Da lui arrivano parenti, amici e colleghi col desiderio di confessare le loro vite: Pietro/Moretti li ascolta e quasi sempre finisce i colloqui con un abbraccio. La stessa cosa capita con un ragazza che nel giardino porta a passeggio il cane: non si parlano mai, si conoscono solo perché stanno nello stesso posto, ma lei diviene testimone di quanto accade a quest’uomo, ne coglie, senza l’ausilio della parole, la carica di umanità, tanto che alla prima occasione buona lo abbraccia anche lei. Ugualmente accade con un ragazzo down con cui il protagonista “stringe un abbraccio” metaforico, entra in contatto con lui attraverso le luci dell’antifurto, queste vengono accese e spente con un telecomando a distanza da Pietro e il ragazzo alza il braccio felice in direzione dell’auto. Sembra dire il regista, come anche Sandro Veronesi autore del romanzo da cui è tratto il film, che il vuoto provocato dalla morte si colma ricostruendo un mondo di relazioni intorno a sé che sono di natura fisica e affettiva: questa è la via per rendere ancora possibile e credibile l’esistenza. C’è poi la lezione della piccola Claudia (Blu Yoshimi) che frequenta la quinta elementare: in classe ha imparato che esistono parole e frasi reversibili e altre irreversibili. Nel primo caso la maestra indica il palindromo, quel verso che rimane identico anche letto al contrario, l’esempio è: “ I topi non avevano nipoti”. Nel secondo ci sono quelle azioni e concetti che non permettono di tornare indietro. Claudia indica dunque al padre che loro si trovano in quest’ultima situazione: lui è stato gentile a rimanere ad aspettarla sotto la scuola, ma per quanto è accaduto c’è poco fare, la vita deve riprendere. Insomma è la proposta di un’etica centrata sull’uomo di fronte alla morte: in tempi in cui si discute della rilevanza dei valori laici ecco a voi una risposta su un tema alquanto spinoso che potrebbe trovare accoglienza anche da un punto di vista religioso, almeno considerandola buona e utile, senza per questo ritenerla sufficiente.

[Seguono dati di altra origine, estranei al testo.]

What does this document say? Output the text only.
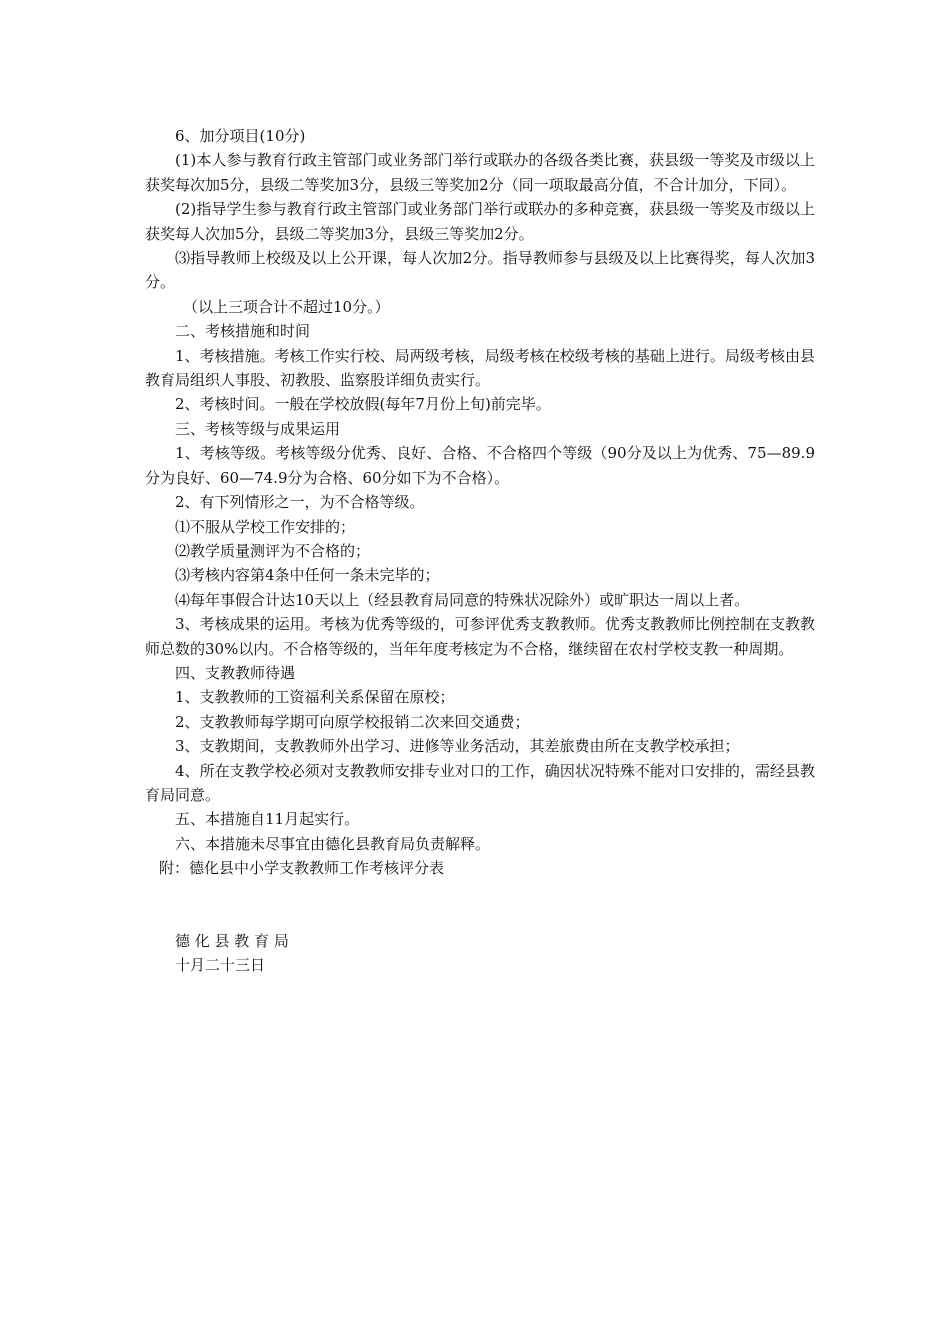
6、加分项目(10分)

(1)本人参与教育行政主管部门或业务部门举行或联办的各级各类比赛，获县级一等奖及市级以上获奖每次加5分，县级二等奖加3分，县级三等奖加2分（同一项取最高分值，不合计加分，下同）。

(2)指导学生参与教育行政主管部门或业务部门举行或联办的多种竞赛，获县级一等奖及市级以上获奖每人次加5分，县级二等奖加3分，县级三等奖加2分。

⑶指导教师上校级及以上公开课，每人次加2分。指导教师参与县级及以上比赛得奖，每人次加3分。

（以上三项合计不超过10分。）

二、考核措施和时间

1、考核措施。考核工作实行校、局两级考核，局级考核在校级考核的基础上进行。局级考核由县教育局组织人事股、初教股、监察股详细负责实行。

2、考核时间。一般在学校放假(每年7月份上旬)前完毕。

三、考核等级与成果运用

1、考核等级。考核等级分优秀、良好、合格、不合格四个等级（90分及以上为优秀、75—89.9分为良好、60—74.9分为合格、60分如下为不合格）。

2、有下列情形之一，为不合格等级。

⑴不服从学校工作安排的；

⑵教学质量测评为不合格的；

⑶考核内容第4条中任何一条未完毕的；

⑷每年事假合计达10天以上（经县教育局同意的特殊状况除外）或旷职达一周以上者。

3、考核成果的运用。考核为优秀等级的，可参评优秀支教教师。优秀支教教师比例控制在支教教师总数的30%以内。不合格等级的，当年年度考核定为不合格，继续留在农村学校支教一种周期。

四、支教教师待遇

1、支教教师的工资福利关系保留在原校；

2、支教教师每学期可向原学校报销二次来回交通费；

3、支教期间，支教教师外出学习、进修等业务活动，其差旅费由所在支教学校承担；

4、所在支教学校必须对支教教师安排专业对口的工作，确因状况特殊不能对口安排的，需经县教育局同意。

五、本措施自11月起实行。

六、本措施未尽事宜由德化县教育局负责解释。

附：德化县中小学支教教师工作考核评分表

德 化 县 教 育 局

十月二十三日
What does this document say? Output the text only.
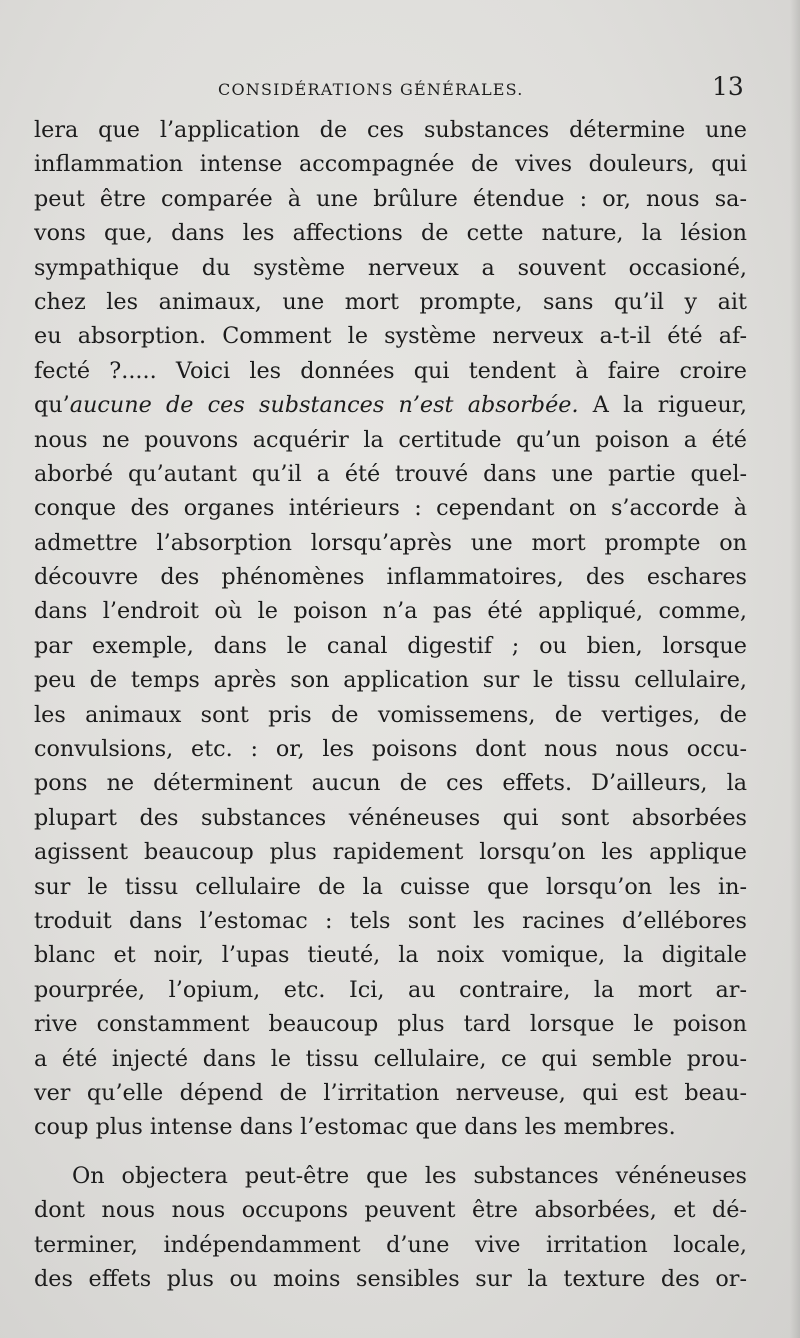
CONSIDÉRATIONS GÉNÉRALES.	13
lera que l’application de ces substances détermine une
inflammation intense accompagnée de vives douleurs, qui
peut être comparée à une brûlure étendue : or, nous sa-
vons que, dans les affections de cette nature, la lésion
sympathique du système nerveux a souvent occasioné,
chez les animaux, une mort prompte, sans qu’il y ait
eu absorption. Comment le système nerveux a-t-il été af-
fecté ?..... Voici les données qui tendent à faire croire
qu’aucune de ces substances n’est absorbée. A la rigueur,
nous ne pouvons acquérir la certitude qu’un poison a été
aborbé qu’autant qu’il a été trouvé dans une partie quel-
conque des organes intérieurs : cependant on s’accorde à
admettre l’absorption lorsqu’après une mort prompte on
découvre des phénomènes inflammatoires, des eschares
dans l’endroit où le poison n’a pas été appliqué, comme,
par exemple, dans le canal digestif ; ou bien, lorsque
peu de temps après son application sur le tissu cellulaire,
les animaux sont pris de vomissemens, de vertiges, de
convulsions, etc. : or, les poisons dont nous nous occu-
pons ne déterminent aucun de ces effets. D’ailleurs, la
plupart des substances vénéneuses qui sont absorbées
agissent beaucoup plus rapidement lorsqu’on les applique
sur le tissu cellulaire de la cuisse que lorsqu’on les in-
troduit dans l’estomac : tels sont les racines d’ellébores
blanc et noir, l’upas tieuté, la noix vomique, la digitale
pourprée, l’opium, etc. Ici, au contraire, la mort ar-
rive constamment beaucoup plus tard lorsque le poison
a été injecté dans le tissu cellulaire, ce qui semble prou-
ver qu’elle dépend de l’irritation nerveuse, qui est beau-
coup plus intense dans l’estomac que dans les membres.
On objectera peut-être que les substances vénéneuses
dont nous nous occupons peuvent être absorbées, et dé-
terminer, indépendamment d’une vive irritation locale,
des effets plus ou moins sensibles sur la texture des or-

Gli sceneggiatori avevano il problema di portare in immagini la voce interiore del protagonista del romanzo, potevano imboccare la strada di un voce off e invece hanno puntato le loro carte sulla forza dell’attore: Nanni Moretti riconoscibile facilmente dal pubblico nelle sue diverse espressioni come nel suo rigore morale, addolcito da una migliore considerazione di se stesso e delle persone che lo circondano sullo schermo. Tuttavia qualche perplessità sulla costruzione drammaturgica resta. In particolare si pensi all’improvvisa scena di sesso con la Ferrari che non sorprende gli spettatori, che anzi l’attendono visto che è stata un elemento con cui Caos calmo si è fatto pubblicità; la narrazione però si presenta con uno spazio implicito eccessivo, non emerge quella dimensione di ambiguità sessuale che nel romanzo di Veronesi è invece presente sin dal salvataggio in mare. La regia, pur considerando la difficoltà di una storia che non evolve in eventi, non riesce a ridare con forza lo spessore emotivo di quanto avviene se non insufflando le immagini di musica coinvolgente. Bravi gli attori che girano intorno a Pietro/Moretti che in qualche modo ricostruiscono uno schema tipico del cinema morettiano, quello degli amici e conoscenti che vanno da lui per parlare, solo che questa volta ricevono in cambio degli abbracci.